"Rescue Me" is a rhythm and blues song first recorded and released as a single by Fontella Bass in 1965. The original versions of the record, and BMI, give the songwriting credit to Raynard Miner and Carl William Smith, although many other sources also credit Bass herself as a co-writer. It would prove the biggest hit of Bass's career, reaching #1 on the R&B charts for four weeks and placing at #4 on the Billboard Hot 100. "Rescue Me" also peaked at #11 on the UK Singles Chart.
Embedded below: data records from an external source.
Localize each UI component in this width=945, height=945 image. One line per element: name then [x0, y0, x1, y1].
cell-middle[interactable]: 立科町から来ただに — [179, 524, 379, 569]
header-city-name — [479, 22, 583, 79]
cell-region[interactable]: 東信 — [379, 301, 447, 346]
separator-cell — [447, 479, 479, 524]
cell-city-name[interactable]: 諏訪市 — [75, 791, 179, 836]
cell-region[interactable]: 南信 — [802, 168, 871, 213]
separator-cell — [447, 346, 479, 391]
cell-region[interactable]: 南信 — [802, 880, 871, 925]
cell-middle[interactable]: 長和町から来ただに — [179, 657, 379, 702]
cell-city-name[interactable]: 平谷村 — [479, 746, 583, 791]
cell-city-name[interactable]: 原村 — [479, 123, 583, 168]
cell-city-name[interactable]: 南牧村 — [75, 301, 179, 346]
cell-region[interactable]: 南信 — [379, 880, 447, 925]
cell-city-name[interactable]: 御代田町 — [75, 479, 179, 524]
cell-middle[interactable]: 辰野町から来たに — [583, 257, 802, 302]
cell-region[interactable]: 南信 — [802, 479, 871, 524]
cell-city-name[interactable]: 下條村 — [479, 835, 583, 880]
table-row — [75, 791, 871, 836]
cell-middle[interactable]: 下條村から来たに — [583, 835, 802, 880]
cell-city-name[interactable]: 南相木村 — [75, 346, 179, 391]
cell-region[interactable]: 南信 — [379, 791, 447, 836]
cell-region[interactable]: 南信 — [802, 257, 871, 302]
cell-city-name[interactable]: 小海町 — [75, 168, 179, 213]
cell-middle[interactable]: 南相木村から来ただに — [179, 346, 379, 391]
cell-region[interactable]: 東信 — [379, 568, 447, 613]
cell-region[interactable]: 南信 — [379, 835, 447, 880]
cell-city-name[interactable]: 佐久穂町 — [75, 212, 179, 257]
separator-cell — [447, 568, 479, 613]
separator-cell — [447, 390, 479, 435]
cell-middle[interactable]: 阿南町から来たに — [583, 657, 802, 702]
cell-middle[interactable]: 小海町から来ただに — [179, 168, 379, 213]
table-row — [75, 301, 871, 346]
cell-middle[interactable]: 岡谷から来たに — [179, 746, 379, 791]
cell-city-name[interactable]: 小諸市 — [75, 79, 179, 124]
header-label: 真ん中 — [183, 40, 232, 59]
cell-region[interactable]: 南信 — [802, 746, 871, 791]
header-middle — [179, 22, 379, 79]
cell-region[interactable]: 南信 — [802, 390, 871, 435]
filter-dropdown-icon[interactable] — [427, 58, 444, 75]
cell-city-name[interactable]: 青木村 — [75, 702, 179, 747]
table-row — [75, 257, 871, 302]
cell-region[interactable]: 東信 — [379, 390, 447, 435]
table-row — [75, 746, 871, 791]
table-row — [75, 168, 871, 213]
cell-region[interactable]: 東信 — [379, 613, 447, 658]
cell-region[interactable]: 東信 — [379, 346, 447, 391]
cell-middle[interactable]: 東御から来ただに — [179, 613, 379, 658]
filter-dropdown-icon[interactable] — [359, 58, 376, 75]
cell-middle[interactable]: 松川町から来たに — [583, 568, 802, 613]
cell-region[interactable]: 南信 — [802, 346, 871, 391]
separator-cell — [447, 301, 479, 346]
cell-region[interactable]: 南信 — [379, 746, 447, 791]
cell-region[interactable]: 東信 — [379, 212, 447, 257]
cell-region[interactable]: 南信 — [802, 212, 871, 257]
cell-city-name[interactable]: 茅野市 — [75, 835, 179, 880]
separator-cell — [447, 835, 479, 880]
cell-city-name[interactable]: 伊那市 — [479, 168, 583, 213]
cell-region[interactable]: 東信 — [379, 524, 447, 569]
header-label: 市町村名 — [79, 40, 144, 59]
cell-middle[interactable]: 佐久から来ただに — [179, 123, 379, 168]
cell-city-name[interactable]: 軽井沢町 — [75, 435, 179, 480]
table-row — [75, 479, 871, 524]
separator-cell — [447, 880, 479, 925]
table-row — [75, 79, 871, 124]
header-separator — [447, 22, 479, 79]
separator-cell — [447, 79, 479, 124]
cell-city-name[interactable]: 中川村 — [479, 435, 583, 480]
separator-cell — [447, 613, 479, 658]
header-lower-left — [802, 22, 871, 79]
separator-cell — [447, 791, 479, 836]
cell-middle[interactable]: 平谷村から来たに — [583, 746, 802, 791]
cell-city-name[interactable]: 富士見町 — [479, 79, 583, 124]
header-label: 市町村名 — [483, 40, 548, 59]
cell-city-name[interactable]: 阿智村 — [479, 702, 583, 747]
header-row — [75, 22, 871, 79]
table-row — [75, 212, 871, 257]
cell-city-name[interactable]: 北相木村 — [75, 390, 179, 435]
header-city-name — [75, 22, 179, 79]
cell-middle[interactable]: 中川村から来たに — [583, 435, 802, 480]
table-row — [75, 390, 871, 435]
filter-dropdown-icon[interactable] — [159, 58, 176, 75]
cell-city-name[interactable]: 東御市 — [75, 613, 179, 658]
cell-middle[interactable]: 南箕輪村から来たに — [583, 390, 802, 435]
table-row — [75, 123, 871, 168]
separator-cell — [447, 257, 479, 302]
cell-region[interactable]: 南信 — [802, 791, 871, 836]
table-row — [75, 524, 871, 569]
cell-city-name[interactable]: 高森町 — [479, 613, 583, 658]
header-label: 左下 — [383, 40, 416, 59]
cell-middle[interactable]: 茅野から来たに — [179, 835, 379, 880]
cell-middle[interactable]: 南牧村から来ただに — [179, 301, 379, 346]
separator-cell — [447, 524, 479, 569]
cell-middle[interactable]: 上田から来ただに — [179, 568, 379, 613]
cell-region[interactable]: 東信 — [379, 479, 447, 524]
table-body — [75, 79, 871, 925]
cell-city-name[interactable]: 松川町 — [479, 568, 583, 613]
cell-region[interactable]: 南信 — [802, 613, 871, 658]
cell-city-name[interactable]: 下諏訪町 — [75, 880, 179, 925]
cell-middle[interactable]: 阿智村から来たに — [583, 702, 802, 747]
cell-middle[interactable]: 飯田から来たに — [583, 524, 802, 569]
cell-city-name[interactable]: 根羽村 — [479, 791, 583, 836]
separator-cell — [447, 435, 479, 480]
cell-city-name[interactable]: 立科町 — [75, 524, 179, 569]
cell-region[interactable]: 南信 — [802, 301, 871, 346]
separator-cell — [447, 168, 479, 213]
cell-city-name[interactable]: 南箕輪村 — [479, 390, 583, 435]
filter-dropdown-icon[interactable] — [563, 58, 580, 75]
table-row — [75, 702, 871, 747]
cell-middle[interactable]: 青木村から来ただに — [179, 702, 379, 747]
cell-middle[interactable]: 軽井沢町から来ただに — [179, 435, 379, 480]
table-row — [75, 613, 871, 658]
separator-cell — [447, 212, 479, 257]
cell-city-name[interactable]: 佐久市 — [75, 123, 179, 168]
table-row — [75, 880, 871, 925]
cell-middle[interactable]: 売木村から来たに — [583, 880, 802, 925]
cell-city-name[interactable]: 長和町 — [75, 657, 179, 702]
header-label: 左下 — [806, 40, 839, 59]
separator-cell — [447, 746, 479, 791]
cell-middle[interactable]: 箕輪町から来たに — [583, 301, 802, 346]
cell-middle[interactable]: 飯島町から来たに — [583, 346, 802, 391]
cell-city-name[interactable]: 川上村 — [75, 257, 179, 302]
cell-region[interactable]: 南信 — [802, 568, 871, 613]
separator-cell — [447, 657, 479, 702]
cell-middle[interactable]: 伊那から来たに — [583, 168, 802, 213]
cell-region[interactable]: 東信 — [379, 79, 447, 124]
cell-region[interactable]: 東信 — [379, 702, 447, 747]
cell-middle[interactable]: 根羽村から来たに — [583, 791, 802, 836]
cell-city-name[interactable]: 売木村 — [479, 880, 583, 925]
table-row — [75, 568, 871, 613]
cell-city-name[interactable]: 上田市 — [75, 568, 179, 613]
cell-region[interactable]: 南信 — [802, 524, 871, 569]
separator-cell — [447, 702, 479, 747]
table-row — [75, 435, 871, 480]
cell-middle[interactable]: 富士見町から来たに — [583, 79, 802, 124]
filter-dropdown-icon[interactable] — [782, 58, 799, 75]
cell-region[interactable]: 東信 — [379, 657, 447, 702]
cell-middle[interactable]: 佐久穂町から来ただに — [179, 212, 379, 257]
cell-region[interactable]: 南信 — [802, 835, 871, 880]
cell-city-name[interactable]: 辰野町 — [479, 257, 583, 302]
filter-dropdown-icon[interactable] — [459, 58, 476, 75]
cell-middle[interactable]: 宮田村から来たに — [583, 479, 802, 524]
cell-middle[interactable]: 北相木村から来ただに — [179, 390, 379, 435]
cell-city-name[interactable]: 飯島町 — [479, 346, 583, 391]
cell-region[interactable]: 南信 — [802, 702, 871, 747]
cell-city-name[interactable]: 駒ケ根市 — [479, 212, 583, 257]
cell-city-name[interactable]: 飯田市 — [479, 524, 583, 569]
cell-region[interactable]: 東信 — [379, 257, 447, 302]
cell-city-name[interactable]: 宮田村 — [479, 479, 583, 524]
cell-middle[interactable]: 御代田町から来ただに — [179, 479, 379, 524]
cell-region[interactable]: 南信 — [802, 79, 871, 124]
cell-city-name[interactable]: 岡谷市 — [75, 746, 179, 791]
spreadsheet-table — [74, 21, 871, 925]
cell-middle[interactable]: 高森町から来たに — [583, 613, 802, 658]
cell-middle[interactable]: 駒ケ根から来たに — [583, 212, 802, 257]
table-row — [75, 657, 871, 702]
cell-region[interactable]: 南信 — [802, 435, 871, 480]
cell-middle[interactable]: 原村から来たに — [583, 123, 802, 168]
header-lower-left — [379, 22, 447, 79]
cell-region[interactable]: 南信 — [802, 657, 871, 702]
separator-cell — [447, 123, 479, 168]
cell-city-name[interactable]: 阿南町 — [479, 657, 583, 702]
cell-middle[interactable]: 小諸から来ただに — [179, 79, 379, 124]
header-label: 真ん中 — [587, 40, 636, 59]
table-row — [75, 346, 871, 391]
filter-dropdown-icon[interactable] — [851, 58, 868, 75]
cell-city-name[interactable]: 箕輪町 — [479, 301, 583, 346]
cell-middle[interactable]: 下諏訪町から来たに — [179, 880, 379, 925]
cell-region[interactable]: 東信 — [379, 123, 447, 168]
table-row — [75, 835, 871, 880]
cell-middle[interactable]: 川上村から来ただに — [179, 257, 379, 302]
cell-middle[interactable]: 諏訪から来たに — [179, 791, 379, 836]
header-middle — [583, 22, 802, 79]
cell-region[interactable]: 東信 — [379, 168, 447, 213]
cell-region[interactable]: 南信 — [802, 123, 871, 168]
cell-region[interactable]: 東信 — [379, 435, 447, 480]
According to writer Robert Pruter in his book Chicago Soul, the song emerged from a songwriting and rehearsal, or "woodshedding", session at Chess Records: " 'Rescue Me' was a terrific example of the Chess studio system at its finest... One Saturday in August 1965, Bass was sitting in a rehearsal studio with producers-writers Carl Smith and Raynard Miner. They were fooling around with the song when arranger Phil Wright walked in, and the ensuing four-way jam session brought forth 'Rescue Me'. [Billy] Davis produced the side..." Bass claimed that, although Smith, Miner and Davis had assured her that her contribution to authorship of the song's lyrics would be acknowledged, this was never done.
Bass recorded the song in three takes at Chess Studios in Chicago. Minnie Riperton provided background vocals, and Maurice White and Louis Satterfield, later of Earth, Wind & Fire, were on drums and bass respectively. Other musicians on the record included Pete Cosey and Gerald Sims on guitar, Leonard Caston (later a producer at Motown) on piano, Sonny Thompson on organ, and Charles Stepney on vibes. According to Bass, the call-and-response moans heard in the song's fade were unintentional. In an interview with The New York Times in 1989, she said, “When we were recording that, I forgot some of the words... Back then, you didn’t stop while the tape was running, and I remembered from the church what to do if you forget the words. I sang, ‘Ummm, ummm, ummm,’ and it worked out just fine.”
In 1974, Cher released it as a single, that was recorded for the album Dark Lady. Allmusic reviewed her version by calling it a good cover choice and noted that it is always good to hear her voice in classics. She reached #82 in Canada.
In 1976, Melissa Manchester remade "Rescue Me" for her Better Days and Happy Endings album; released as a single the track reached #78 on the Billboard Hot 100, the only Hot 100 showing for the song since the original version.
The original version of "Rescue Me" was used in a TV advertising campaign by American Express: Fontella Bass has stated that she was at a low point in her life when on New Year's Day 1990 she was astonished to hear her own voice singing "Rescue Me" on the American Express television ad. The experience gave Bass the inspiration to set her life in order: it also motivated her to make queries over the commercial use of her recording of "Rescue Me" with the ultimate result a 1993 settlement with American Express and its advertising agency awarding Bass $50,000 plus punitive damages.